I don't know what I would say after two years, but I liked the cassava. The point was that there were no privations at all on this visit, and that night in Saigon, Duyên's brother and his family took us out to another memorable restaurant. This restaurant specialized in crunchy rice, the type that burns a little bit at the bottom of the pot, which is a treat in every rice-eating culture in the world. In Cantonese this is called "noan", in Spanish it's "el pegado". The Dominicans call it "con-con", and the Vietnamese call it cơm cháy, or "crunchy rice". The gimmick in this restaurant is that the rice is cooked in a clay pot. One waiter breaks the pot with a hammer, and hurls the base with the rice to another waiter. This waiter spins the rice around to get the clay off, and then serves it to the customers. A great show. Beside the rice, we had small eggplants with shrimp sauce (they're white and really look like little eggs), jellyfish and pork salad, broiled eel (with a brown coating, similar to the way they make it in Shanghai), quail eggs, watercress and garlic, a fish, and one of my favorites, steamed pumpkin flowers.

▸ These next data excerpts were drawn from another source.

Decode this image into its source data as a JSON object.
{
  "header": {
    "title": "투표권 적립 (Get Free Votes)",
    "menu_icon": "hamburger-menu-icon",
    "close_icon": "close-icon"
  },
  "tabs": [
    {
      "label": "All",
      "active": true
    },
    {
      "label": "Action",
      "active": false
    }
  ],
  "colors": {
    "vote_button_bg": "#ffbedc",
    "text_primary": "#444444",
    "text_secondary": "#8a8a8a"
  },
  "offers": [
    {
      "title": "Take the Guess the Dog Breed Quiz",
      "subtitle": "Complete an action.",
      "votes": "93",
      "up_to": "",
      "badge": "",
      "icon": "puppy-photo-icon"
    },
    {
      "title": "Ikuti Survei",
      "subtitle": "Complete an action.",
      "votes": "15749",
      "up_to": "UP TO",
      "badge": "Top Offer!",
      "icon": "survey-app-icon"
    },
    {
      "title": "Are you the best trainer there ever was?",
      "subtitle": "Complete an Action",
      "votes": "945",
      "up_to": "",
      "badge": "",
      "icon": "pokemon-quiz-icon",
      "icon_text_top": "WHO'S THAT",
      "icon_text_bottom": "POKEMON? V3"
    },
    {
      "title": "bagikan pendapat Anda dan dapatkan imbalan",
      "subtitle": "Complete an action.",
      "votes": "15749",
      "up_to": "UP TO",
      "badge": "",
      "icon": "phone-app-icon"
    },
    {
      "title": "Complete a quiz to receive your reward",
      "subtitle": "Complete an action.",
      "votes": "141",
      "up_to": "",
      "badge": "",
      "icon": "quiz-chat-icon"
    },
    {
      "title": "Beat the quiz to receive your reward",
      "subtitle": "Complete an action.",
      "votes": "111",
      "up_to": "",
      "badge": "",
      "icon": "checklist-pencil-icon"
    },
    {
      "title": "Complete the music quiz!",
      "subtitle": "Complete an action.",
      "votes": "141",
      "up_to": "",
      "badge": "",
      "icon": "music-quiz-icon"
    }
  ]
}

A fantastic meal. If it sounds like there was a lot of food, well, there was. But the food never had a chance. And ... we went out later on for coffee and dessert. We took a walk around the city. Nowhere came to mind right away, so we ended up at the Rex Hotel. This is one of the poshest hotels in Saigon, perhaps a bit too rich for my blood. We sat in genteel surroundings drinking the same cà phê sữa đá as you could get on the street or on the train, though nowhere near as good. There was a jazz band, though, and it was as if we had stepped on to the set of a 1930's movie. (The only giveaway was the banner sign in the back advertising Internet access.) Considering that I had spent the earlier part of the day in a tunnel, a bit of elegance is nice from time to time, though I wouldn't want to make a habit of it.